Aspectos autênticos e divergências da experiência

“No início, achei as cenas do clube bastante realistas. Parecia que eu estava no trabalho”, relata Emma, que também observou que alguns momentos mostrados no filme, como a rotina de troca de roupas, condizem com sua rotina cotidiana. Contudo, ela diverge ao apontar que o enredo tenta romantizar relacionamentos e reforçar estereótipos.

Ela critica especialmente a cena em que uma personagem, Ani, é incentivada por colegas a aceitar um relacionamento com um homem mais jovem, algo que ela considera uma decisão de dependência financeira, o que ela refuta veementemente. “Nenhuma trabalhadora, na minha experiencia, decide depender de alguém assim. Aqui, no nosso ambiente, fazemos o máximo para sermos independentes”, afirma.

Percepções sobre a sexualidade e o controle

Emma também critica a forma como Ani é retratada como uma personagem excessivamente sexualizada após o casamento com Vanya, seu parceiro. “Isso parece um desejo de um homem de como ela deveria agir, uma fantasia masculina. Na vida real, quando estamos com alguém que gostamos, mostramos nossa verdadeira personalidade”, explica.

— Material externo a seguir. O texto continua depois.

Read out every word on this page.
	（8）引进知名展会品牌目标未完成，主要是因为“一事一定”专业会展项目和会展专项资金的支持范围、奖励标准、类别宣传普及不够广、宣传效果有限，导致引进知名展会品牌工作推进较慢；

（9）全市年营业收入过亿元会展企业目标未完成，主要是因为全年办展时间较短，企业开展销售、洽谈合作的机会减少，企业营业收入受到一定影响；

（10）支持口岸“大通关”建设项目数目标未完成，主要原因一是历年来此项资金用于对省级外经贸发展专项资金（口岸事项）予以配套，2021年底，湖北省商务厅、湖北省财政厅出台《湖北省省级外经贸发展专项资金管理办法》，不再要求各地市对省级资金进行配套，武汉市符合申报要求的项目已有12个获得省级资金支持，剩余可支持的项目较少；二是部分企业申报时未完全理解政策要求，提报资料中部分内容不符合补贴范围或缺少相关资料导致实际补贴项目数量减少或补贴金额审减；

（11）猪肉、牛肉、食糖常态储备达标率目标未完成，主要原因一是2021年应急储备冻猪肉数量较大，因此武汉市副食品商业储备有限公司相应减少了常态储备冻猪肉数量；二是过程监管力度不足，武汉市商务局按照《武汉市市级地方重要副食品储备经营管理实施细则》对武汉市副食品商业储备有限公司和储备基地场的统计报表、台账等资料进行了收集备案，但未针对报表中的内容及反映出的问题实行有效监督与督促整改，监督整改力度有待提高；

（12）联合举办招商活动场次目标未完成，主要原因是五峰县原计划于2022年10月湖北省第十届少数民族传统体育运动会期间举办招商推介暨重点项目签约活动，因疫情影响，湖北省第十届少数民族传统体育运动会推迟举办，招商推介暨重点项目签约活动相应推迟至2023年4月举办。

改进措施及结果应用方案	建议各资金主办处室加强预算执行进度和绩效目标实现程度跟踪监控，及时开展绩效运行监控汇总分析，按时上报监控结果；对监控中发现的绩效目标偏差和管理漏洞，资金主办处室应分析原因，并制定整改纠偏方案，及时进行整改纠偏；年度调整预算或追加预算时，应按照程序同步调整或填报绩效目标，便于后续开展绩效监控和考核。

Ela destaca ainda que, na rotina diária, a postura hipersexual na rua ou no trabalho é uma fachada temporária, que deve ser deixada de lado ao sair do ambiente. “Quando a ficha cai, percebemos que essa persona toda não é nossa essência, é uma estratégia de trabalho”, reforça.

Desafios e a desconexão do filme com a realidade

Outro ponto que gera irritação em Emma é a representação de Ani como alguém apaixonada e ingenuamente presa a um homem que claramente não a valorizava de verdade. “Isso não corresponde à nossa experiência. Sabemos que somos substituíveis e que, mesmo com alguém por perto, nossa prioridade é a nossa segurança financeira”, diz.

Ela também lamenta a idealização de um relacionamento onde o homem, supostamente, não ameaça a integridade da mulher. “Não é assim na vida real. No clube, os homens acham que podem tudo e muitas vezes se sentem no direito de invadir nossa privacidade ou de nos tratar como propriedade”, critica.

Estereótipos e a fantasia masculina na narrativa do cinema

Para Emma, o filme reforça a ideia de uma “quebra de tabu” por mostrar dor e tristeza, mas ela acredita que esse foco acaba reforçando a visão do sexo como um objeto de sofrimento, distanciando-se da experiência real de muitas trabalhadoras sexuais. “A dor não vem da sexualidade, mas de questões estruturais como a insegurança financeira ou a falta de respeito”, afirma.

Ela afirma ainda que o filme deveria acabar com a personagem jogando fora o número de Igor, seu parceiro: “Seria um símbolo de que ela não está refém do relacionamento e de que o seu bem-estar deve prevalecer”.

Reflexões finais sobre a representatividade

Emma conclui que muitos filmes, mesmo com uma estética cuidado, acabam sendo uma construção de fantasia, alimentada pelo desejo masculino de ver uma narrativa triste e emocionalizada. “Quem lucra com isso são os interesses do público, e a nossa realidade muitas vezes fica de fora”, afirma.

Por fim, ela reforça a importância de uma representação mais autêntica e menos idealizada da vida das trabalhadoras sexuais, que mostram uma força e inteligência que muitas vezes não aparecem na tela.

*Nome fictício para preservar a identidade da entrevistada.